THE FAREWELL
Directing: B+
Acting: B+
Writing: B+
Cinematography: A-
Editing: A-
I guess there are two things a movie needs these days to be successful, even if it’s only an independent or foreign film. It’s not enough just to be good — it has to be marketed well too. The people over at A24 Films seem to know what they’re doing: last weekend, The Farewell managed the year’s highest per-screen average to date, even higher than Avengers: Endgame. Granted, last weekend The Farewell only played on four theatres. But it’s clearly a strategy that worked: several publications ran stories about it. People on pop culture podcasts talked about it.
I fully expected the 6 p.m. showing I went to at The Egyptian Theatre on Seattle’s Capitol Hill might be sold out. I pre-purchased my ticket last night for that very reason, and arrived twenty minutes early. In the end, the house was not sold out, but it must have been at least 80% full. I found myself wondering if it might have been even fuller if not for the Capitol Hill Block Party going on all of one block away.
The hope, clearly, is that The Farewell can rely on word of mouth, so here I am telling you about it. Honestly, I’m not convinced the film quite lives up to the expectation. I grabbed three napkins on the way in, fully expecting a massive tear jerker. I only wiped away a couple of tears.
But it’s a matter of perspective, I suppose. I’m just a white guy in America whose only window into Chinese culture is precisely movies like these. As the opening title card says, it’s “based on an actual lie” — the typical practice of Chinese families not to tell a terminally ill family member that they are sick. In this version of the story, written and directed by Lulu Wang, it’s the family matriarch, the grandmother they all call “Nai Nai” (Shuzhen Zhao, who is wonderful, in her sole acting role). She has cancer and is given three months to live.

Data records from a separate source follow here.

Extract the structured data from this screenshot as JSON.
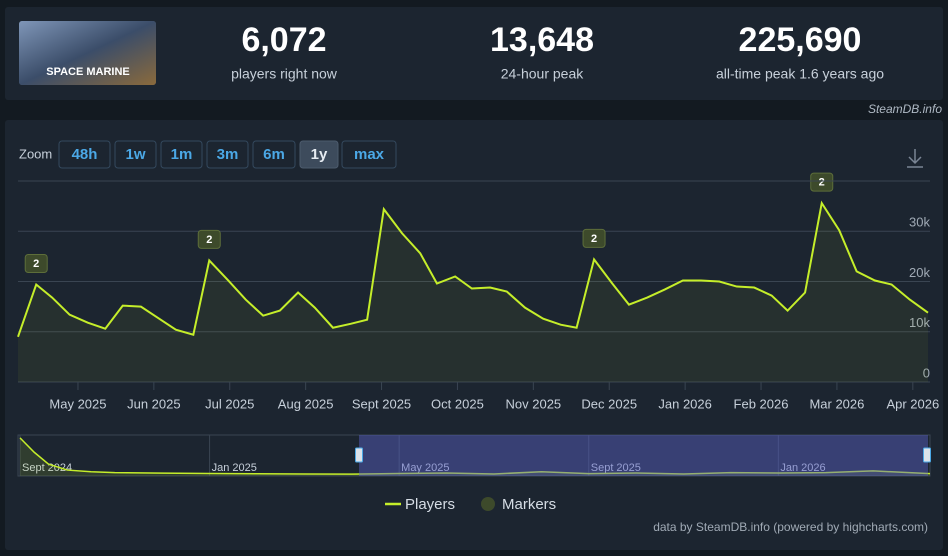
{
  "header": {
    "logo_text": "SPACE MARINE",
    "stats": [
      {
        "value": "6,072",
        "label": "players right now"
      },
      {
        "value": "13,648",
        "label": "24-hour peak"
      },
      {
        "value": "225,690",
        "label": "all-time peak 1.6 years ago"
      }
    ],
    "source": "SteamDB.info"
  },
  "zoom": {
    "label": "Zoom",
    "buttons": [
      "48h",
      "1w",
      "1m",
      "3m",
      "6m",
      "1y",
      "max"
    ],
    "selected_index": 5
  },
  "chart_data": {
    "type": "line",
    "x": [
      -0.79,
      -0.55,
      -0.34,
      -0.11,
      0.13,
      0.36,
      0.59,
      0.83,
      1.05,
      1.29,
      1.52,
      1.73,
      1.98,
      2.21,
      2.44,
      2.66,
      2.9,
      3.12,
      3.36,
      3.6,
      3.81,
      4.03,
      4.27,
      4.51,
      4.73,
      4.97,
      5.19,
      5.43,
      5.65,
      5.89,
      6.13,
      6.36,
      6.57,
      6.8,
      7.04,
      7.26,
      7.5,
      7.73,
      7.97,
      8.21,
      8.45,
      8.68,
      8.91,
      9.14,
      9.35,
      9.58,
      9.8,
      10.03,
      10.26,
      10.5,
      10.72,
      10.96,
      11.2
    ],
    "series": [
      {
        "name": "Players",
        "color": "#c5ee2a",
        "values": [
          9000,
          19400,
          16800,
          13400,
          11800,
          10600,
          15200,
          15000,
          12800,
          10400,
          9400,
          24200,
          20200,
          16400,
          13200,
          14200,
          17800,
          14800,
          10800,
          11600,
          12400,
          34400,
          29600,
          25600,
          19600,
          21000,
          18600,
          18800,
          18000,
          14800,
          12600,
          11400,
          10800,
          24400,
          19600,
          15400,
          16800,
          18400,
          20200,
          20200,
          20000,
          19000,
          18800,
          17200,
          14200,
          17800,
          35600,
          30200,
          22000,
          20200,
          19400,
          16400,
          13800
        ]
      }
    ],
    "xlim": [
      -0.79,
      11.2
    ],
    "xticks": [
      {
        "value": 0,
        "label": "May 2025"
      },
      {
        "value": 1,
        "label": "Jun 2025"
      },
      {
        "value": 2,
        "label": "Jul 2025"
      },
      {
        "value": 3,
        "label": "Aug 2025"
      },
      {
        "value": 4,
        "label": "Sept 2025"
      },
      {
        "value": 5,
        "label": "Oct 2025"
      },
      {
        "value": 6,
        "label": "Nov 2025"
      },
      {
        "value": 7,
        "label": "Dec 2025"
      },
      {
        "value": 8,
        "label": "Jan 2026"
      },
      {
        "value": 9,
        "label": "Feb 2026"
      },
      {
        "value": 10,
        "label": "Mar 2026"
      },
      {
        "value": 11,
        "label": "Apr 2026"
      }
    ],
    "ylim": [
      0,
      40000
    ],
    "yticks": [
      0,
      {
        "value": 10000,
        "label": "10k"
      },
      {
        "value": 20000,
        "label": "20k"
      },
      {
        "value": 30000,
        "label": "30k"
      }
    ],
    "grid": true,
    "markers": {
      "name": "Markers",
      "color": "#3d4a2b",
      "points": [
        {
          "x": -0.55,
          "label": "2"
        },
        {
          "x": 1.73,
          "label": "2"
        },
        {
          "x": 6.8,
          "label": "2"
        },
        {
          "x": 9.8,
          "label": "2"
        }
      ]
    },
    "navigator": {
      "x": [
        0,
        0.3,
        0.6,
        1,
        1.5,
        2,
        3,
        4,
        5,
        6,
        7,
        8,
        9,
        10,
        11,
        12,
        13,
        14,
        15,
        16,
        17,
        18,
        19.2
      ],
      "values": [
        225000,
        140000,
        70000,
        35000,
        25000,
        20000,
        17000,
        15000,
        13000,
        12000,
        11000,
        15000,
        18000,
        12000,
        25000,
        14000,
        18000,
        12000,
        20000,
        18000,
        20000,
        30000,
        14000
      ],
      "xlim": [
        0,
        19.2
      ],
      "ylim": [
        0,
        230000
      ],
      "xticks": [
        {
          "value": 0,
          "label": "Sept 2024"
        },
        {
          "value": 4,
          "label": "Jan 2025"
        },
        {
          "value": 8,
          "label": "May 2025"
        },
        {
          "value": 12,
          "label": "Sept 2025"
        },
        {
          "value": 16,
          "label": "Jan 2026"
        }
      ]
    },
    "credit": "data by SteamDB.info (powered by highcharts.com)"
  }
}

Although maybe three quarters of the dialogue is in Chinese, The Farewell is actually an American production, presumably with an eye for both American and Chinese audiences. That bridge comes in the form of the central character, Nai Nai’s granddaughter who has lived in the U.S. since she was little, Billi, played by Awkwafina in a breakout performance. Awkwafina managed to shine as well in movies like Crazy Rich Asians and Ocean’s Eight, but those were “cool, fun” supporting parts, often quite funny. Here is a dramatic role which, although very much part of an ensemble cast, is the central character around whom the story revolves. We start and end with Billi, following her from New York City to Changchun, China and back, watching her as a very Americanized young woman struggling with this choice made by her extended family. In one scene, she notes that in America this would be illegal.
The family schedules a wedding for Billi’s one cousin, Hao Hao, and his Japanese wife, as a means of getting all of the family back together one last time with Nai Nai. Hao Hao lives in Japan because his father long ago moved him there, after all; Billi’s parents have themselves lived in the U.S. for many decades. But this wedding is the one area where Lulu Wang’s storytelling gets a little awkward, as both Hao Hao and his wife are barely utilized — as members of a relatively small extended family, it would have made sense to give them a bit more dimension as characters. Instead, Chen Han as Hao Hao doesn’t even have an audibly spoken line until what feels like halfway through the movie. Aio Mizuhara, as his wife who only speaks Japanese and does not speak or understand Chinese, never gets any lines at all, but for a brief scene in which she and Hao Hao sing a song together. It’s a little odd, given the extended sequence at a wedding everyone is pretending to be in their honor.
But if some of the supporting parts are not as fleshed out as they could have been, the relationships between Billi and Nai Nai, and also between Billi and her parents (Tzi Ma as the father with a sporadic drinking problem; Diana Lin as the mother who has a strained history with her mother-in-law; both actors are great), are as compelling as you could ask for. Nai Nai also has a sister (Hong Lu, also her only acting credit), who also has few lines even though she’s the one spearheading the secret. The whole scenario is deeply fascinating and poses a valid philosophical question. If this were an option for you, to keep their own terminal illness a secret from your own mother or grandmother, would you do it?
There is a certain difficulty in assessing a film like this for me, being so completely removed from the culture from which its premise comes. It seems entirely possible it would speak to people with Chinese families in a completely different way, and perhaps speaks most directly to American children of Chinese immigrants. The Farewell is genuinely moving, regardless of such nuances. It may not have made me cry as much as I expected it to, but perhaps that just means it makes the refreshing choice of avoiding emotional manipulation.
In fact, by and large this film is rather understated and subtle, which works very much in its favor. It’s quiet and contemplative, aided in large part by Awkwafina’s restrained performance. Its polished cinematography and tight editing conspire to make this a story, full of as much heart and humor as there is sadness, easy to fall into.